Cyananthus formosus

Scientific classification
- Kingdom: Plantae
- Clade: Tracheophytes
- Clade: Angiosperms
- Clade: Eudicots
- Clade: Asterids
- Order: Asterales
- Family: Campanulaceae
- Genus: Cyananthus
- Species: C. formosus
- Binomial name: Cyananthus formosus Diels
- Synonyms: Cyananthus chungdienensis C.Y. Wu;

= Cyananthus formosus =

- Genus: Cyananthus
- Species: formosus
- Authority: Diels
- Synonyms: Cyananthus chungdienensis C.Y. Wu

Species of flowering plant

Cyananthus formosus is a species of perennial flowering plant in the family Campanulaceae. It is native to grassy slopes and forests of northwest Yunnan in China.
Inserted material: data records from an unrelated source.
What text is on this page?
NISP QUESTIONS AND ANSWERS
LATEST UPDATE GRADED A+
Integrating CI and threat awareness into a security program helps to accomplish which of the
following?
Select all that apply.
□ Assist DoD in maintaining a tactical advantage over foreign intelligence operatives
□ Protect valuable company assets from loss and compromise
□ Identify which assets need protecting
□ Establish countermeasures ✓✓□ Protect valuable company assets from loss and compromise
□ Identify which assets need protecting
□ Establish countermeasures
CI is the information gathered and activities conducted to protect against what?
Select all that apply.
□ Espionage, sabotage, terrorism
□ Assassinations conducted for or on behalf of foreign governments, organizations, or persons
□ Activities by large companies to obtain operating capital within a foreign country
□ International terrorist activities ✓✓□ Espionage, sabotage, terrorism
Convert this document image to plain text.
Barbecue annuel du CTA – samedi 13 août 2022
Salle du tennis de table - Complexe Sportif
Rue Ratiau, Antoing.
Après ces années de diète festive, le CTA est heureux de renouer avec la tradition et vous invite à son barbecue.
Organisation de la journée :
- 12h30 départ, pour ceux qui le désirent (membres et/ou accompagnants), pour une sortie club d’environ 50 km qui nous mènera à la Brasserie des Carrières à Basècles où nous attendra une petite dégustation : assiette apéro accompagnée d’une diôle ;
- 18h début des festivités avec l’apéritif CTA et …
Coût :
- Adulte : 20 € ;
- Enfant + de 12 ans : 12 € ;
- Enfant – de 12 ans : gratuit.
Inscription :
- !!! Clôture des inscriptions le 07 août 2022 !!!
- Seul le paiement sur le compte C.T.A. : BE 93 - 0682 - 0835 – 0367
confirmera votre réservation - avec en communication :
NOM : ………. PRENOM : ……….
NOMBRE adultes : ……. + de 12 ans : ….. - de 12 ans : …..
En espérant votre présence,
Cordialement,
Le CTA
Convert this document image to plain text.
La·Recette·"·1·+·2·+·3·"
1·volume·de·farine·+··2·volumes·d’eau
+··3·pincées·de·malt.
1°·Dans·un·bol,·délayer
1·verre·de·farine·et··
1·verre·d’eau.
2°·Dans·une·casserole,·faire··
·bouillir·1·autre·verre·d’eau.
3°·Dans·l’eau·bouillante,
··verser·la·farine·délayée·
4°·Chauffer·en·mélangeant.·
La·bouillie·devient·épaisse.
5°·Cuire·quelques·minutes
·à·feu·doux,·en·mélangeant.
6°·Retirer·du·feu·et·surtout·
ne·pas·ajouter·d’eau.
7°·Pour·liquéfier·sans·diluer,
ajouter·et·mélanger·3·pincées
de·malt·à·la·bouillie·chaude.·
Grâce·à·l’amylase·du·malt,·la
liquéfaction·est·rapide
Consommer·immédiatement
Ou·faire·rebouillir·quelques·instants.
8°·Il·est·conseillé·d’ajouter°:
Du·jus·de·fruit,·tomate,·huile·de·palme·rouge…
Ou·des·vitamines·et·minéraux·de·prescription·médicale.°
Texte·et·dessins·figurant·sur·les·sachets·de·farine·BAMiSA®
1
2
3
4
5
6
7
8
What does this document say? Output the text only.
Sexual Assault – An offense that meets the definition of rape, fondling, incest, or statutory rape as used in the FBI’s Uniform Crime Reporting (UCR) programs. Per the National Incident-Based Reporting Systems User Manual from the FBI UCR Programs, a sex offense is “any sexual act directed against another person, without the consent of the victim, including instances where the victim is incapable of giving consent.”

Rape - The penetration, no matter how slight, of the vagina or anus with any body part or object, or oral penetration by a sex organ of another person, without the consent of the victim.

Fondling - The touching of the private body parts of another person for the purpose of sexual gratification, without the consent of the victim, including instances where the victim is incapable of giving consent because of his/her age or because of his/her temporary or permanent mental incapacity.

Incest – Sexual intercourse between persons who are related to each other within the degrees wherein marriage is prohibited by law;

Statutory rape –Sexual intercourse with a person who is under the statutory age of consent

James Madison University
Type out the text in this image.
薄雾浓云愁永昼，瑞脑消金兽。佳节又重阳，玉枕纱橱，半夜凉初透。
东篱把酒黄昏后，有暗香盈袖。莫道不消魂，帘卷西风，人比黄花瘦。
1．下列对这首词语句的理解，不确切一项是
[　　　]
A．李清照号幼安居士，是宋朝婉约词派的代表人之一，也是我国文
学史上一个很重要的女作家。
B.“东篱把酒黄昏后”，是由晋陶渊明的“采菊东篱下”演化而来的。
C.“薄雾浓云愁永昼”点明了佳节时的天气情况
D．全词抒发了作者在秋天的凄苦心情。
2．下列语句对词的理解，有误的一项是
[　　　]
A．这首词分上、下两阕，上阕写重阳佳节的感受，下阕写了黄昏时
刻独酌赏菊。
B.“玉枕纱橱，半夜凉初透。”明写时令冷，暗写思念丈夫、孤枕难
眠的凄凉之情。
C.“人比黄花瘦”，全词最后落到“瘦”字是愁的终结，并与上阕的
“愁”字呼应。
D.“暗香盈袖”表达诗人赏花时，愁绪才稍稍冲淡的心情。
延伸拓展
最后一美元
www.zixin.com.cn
In Mandarin the species is known as 美丽蓝钟花 (mei li lan zhong hua). Originally described by Ludwig Diels in 1912 in the Notes of the Royal Botanical Garden Edinburgh, the species is a small, blue-flowered plant suitable for Alpine gardens.

== Description ==
Cyananthus formosus grows to be less than 10 cm tall once mature. Its flowers are a dark violet-blue color and are 2.5-4 cm in diameter.

The roots are similar to those of carrots and can be up to 1 cm wide. Its rootstock is robust and is often branched. It has persistent scales which are linear or lance-like and 3.3-5 mm in size. The stems grow in dense tufts and can grow lying down or reaching upwards. They are a pale purple color, slender in width, and anywhere from 5-25 cm long. They are simple or have short branches.

The leaves alternate along the stem, and the lowest leaves on the stem are scale-like. The leaf blade is oval or rhombus shaped and measures 3-9 mm by 2-6 mm. The underside of the leaf has dense white hairs, while the upper side either has sparse white hairs or is wholly free of hairs. The base of the leaf has an obtuse or somewhat truncate shape; the edges are curled back and are finely notched with three to five lobes; the apex is also truncate. The leafstalk is 2-7 mm long.

The flowers are large, ranging from 2.5-4 cm in diameter. They are solitary on the ends of the main stems and branches, and have a whorl of four or five leaves surrounding them. The pedicels are 3-5 mm long. The calyx is densely covered with long stiff hairs of a pal brown color. The tube is cylindrical and 7-12 mm long. The lobes are triangular or nearly so, measuring 4-6 mm by 2-3.5 mm in size, with both sides having hairs. The ovary has five locii and is nearly as long as the calyx tube and the style is extended up to the throat of the corolla.

Cyananthus formosus is similar to Cyananthus delavayi. The color of their flowers are particularly similar, being almost the same shade of deep violet-blue. However, C. formosus is noticeably larger, among other minor differences.

== Taxonomy ==
The holotype of the species was collected by George Forrest in either 1906 or 1908. The type location of the specimen was on the eastern flank of the Lijiang mountains. The specimen is now housed at the Royal Botanic Garden Edinburgh.

Cyananthus chungdienensis is a synonym of C. formosus. Originally described in 1965 by Wu Zhengyi as its own species, it is no longer an accepted name.

== Distribution and habitat ==
Cyananthus formosus is found in China in southwest Sichuan and northwest Yunnan near the localities of Muli, Heqing, Lijiang, and Zhongdian. Its habitat is on grassy slopes, in forest glades, on the edges of forests, and among scree, at elevations of 2800-4600 m.

== Ecology ==
Cyananthus formosum is a perennial flowering plant which blooms in late spring and early summer. It requires full sun and is hardy in temperatures as low as -40 C. While it is no longer in cultivation, the species is appropriate for Alpine gardens, and when placed in a container it requires excellent drainage.